Diğer taraftan çekişmeli taşınmazlardan 1029 ada 135 sayılı parselin güneybatıda kalan 3.232,32 m2 yüzölçümlü bölümü üzerinde dikme olmayıp doğal yollarla oluşan orman ağaçları bulunduğundan anılan kesimin arazi niteliği itibariyle net gelir metodu ile gerçek değerinin belirlenmesi gerekirken hükme dayanak yapılan bilirkişi kurulu tarafından düzenlenen raporda orman ağaçlarının kerestelik ve yakacak değerleri itibariyle 1029 ada 135 sayılı parselin 3.232,32 m2 yüzölçümlü bölümünün m2 birim fiyatının belirlenmesi de doğru görülmemiştir.

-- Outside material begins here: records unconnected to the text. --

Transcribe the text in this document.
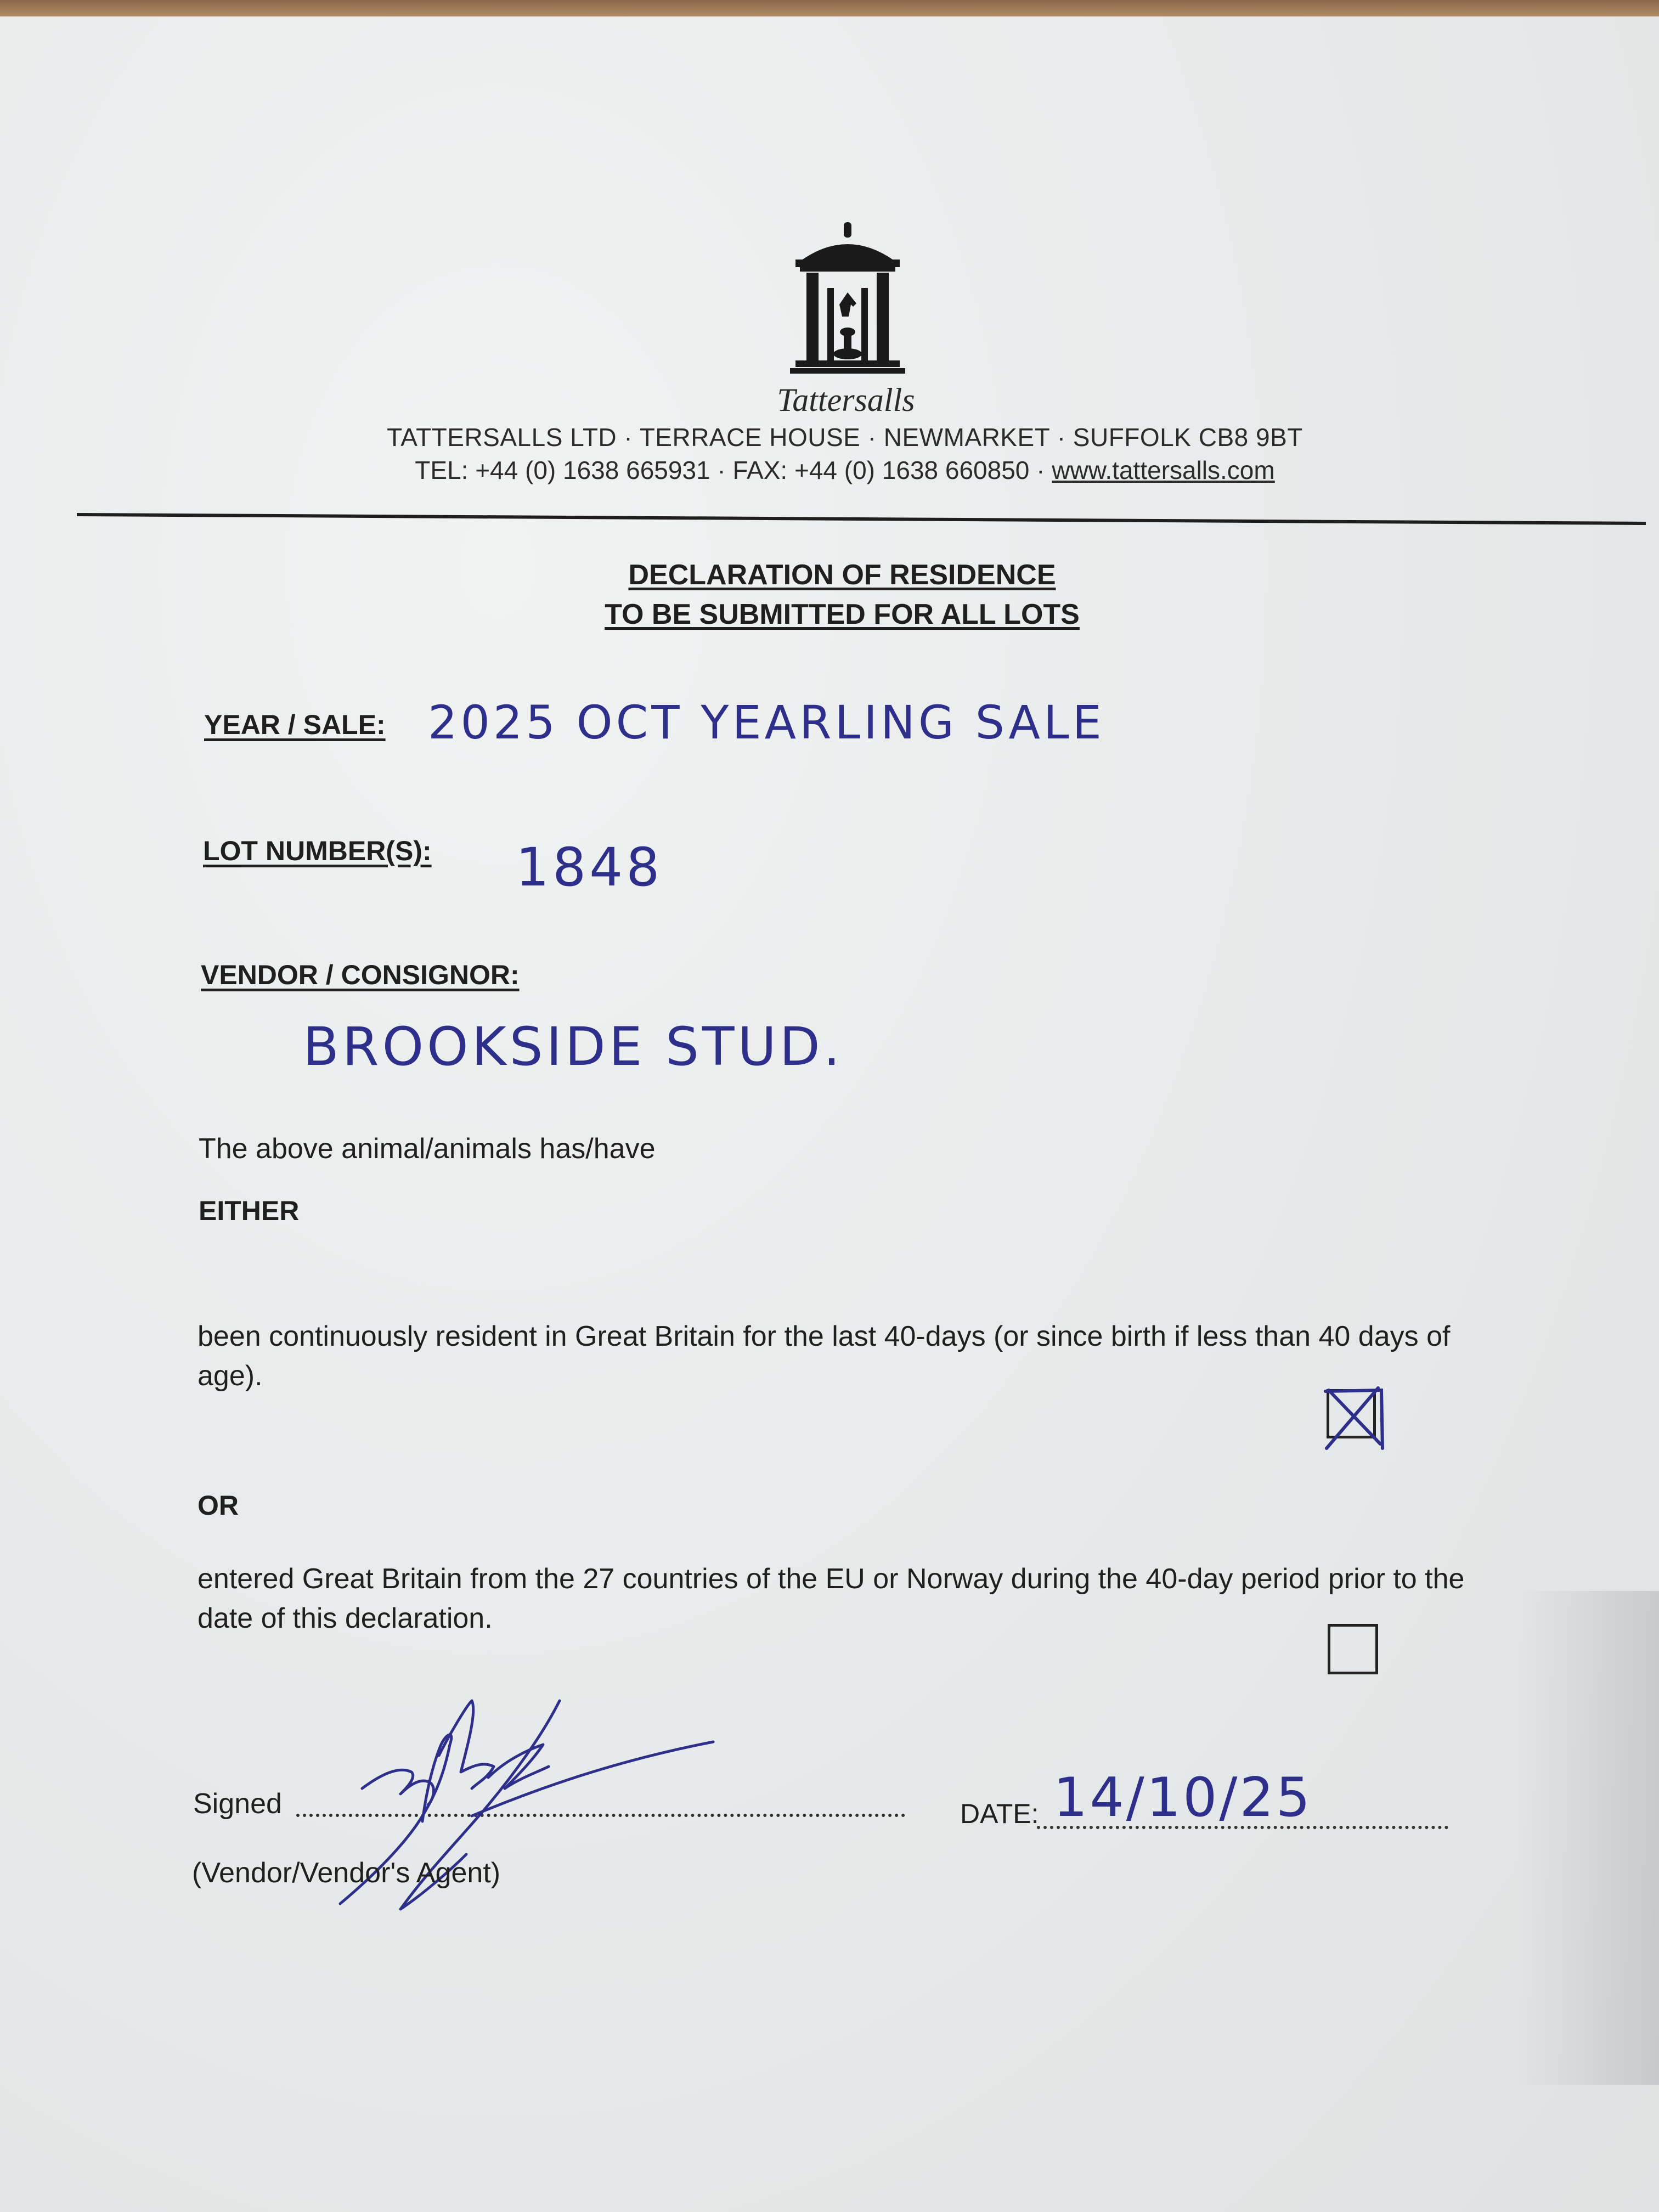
Tattersalls
TATTERSALLS LTD · TERRACE HOUSE · NEWMARKET · SUFFOLK CB8 9BT
TEL: +44 (0) 1638 665931 · FAX: +44 (0) 1638 660850 · www.tattersalls.com
DECLARATION OF RESIDENCE
TO BE SUBMITTED FOR ALL LOTS
YEAR / SALE: 2025 OCT YEARLING SALE
LOT NUMBER(S): 1848
VENDOR / CONSIGNOR:
BROOKSIDE STUD.
The above animal/animals has/have
EITHER
been continuously resident in Great Britain for the last 40-days (or since birth if less than 40 days of age).
OR
entered Great Britain from the 27 countries of the EU or Norway during the 40-day period prior to the date of this declaration.
Signed
(Vendor/Vendor's Agent)
DATE: 14/10/25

Ayrıca; mahkemece, çevrede yetiştirilen ürünlerin münavebesi, dekar başına ortalama verim, toptan satış fiyatı ve üretim maliyeti resmî verileri ilçe tarım müdürlüğünden getirtilmediğinden bilirkişi kurul raporu da denetlenememektedir.
O halde çekişmeli taşınmazlar arazi niteliğinde olduklarından sulu - kuru olup olmadıkları, yerleşim alanlarına uzaklıkları, iklim şartları, arazilerin toprak ve topoğrafik yapıları ve bölgelerindeki konumları gözetilerek oluşturulacak bilirkişi kurulu yardımıyla çevrede yetiştirilen ürünlerin münavebesi, dekar başına ortalama verim, toptan satış fiyatı ve üretim maliyeti resmî verileri ilçe tarım müdürlüğünden getirtilmek suretiyle, 1029 ada 134
sayılı parselin tamamı, 1029 ada 135 sayılı parselin ise kuzeydoğuda kalan 2.460,93 m2 yüzölçümlü kesimi fındık bahçesi niteliğinde olduğundan fındıklık olarak, 1029 ada 135 sayılı parselin 3.232,32 m2 yüzölçümlü bölümü yönünden ise tarla niteliği dikkate alınmak suretiyle elde edilen verilere uygun biçimde değerlendirme yapılarak net gelir yöntemiyle 1029 ada 134 sayılı parselin 16.06.2011 tarihindeki, 1029 ada 135 sayılı parselin 05.06.2006 tarihindeki gerçek değerlerinin hesaplattırılması, bu şekilde tapusu iptal edilen tapu sahibinin oluşan gerçek zararlarının saptanması gerekirken eksik inceleme ve araştırma sonucu verilen karar usûl ve kanuna aykırıdır.
SONUÇ: Yukarıda açıklanan nedenlerle, davalı ... vekilinin temyiz itirazlarının kabulü ile hükmün BOZULMASINA 12/04/2016 günü oy birliği ile karar verildi.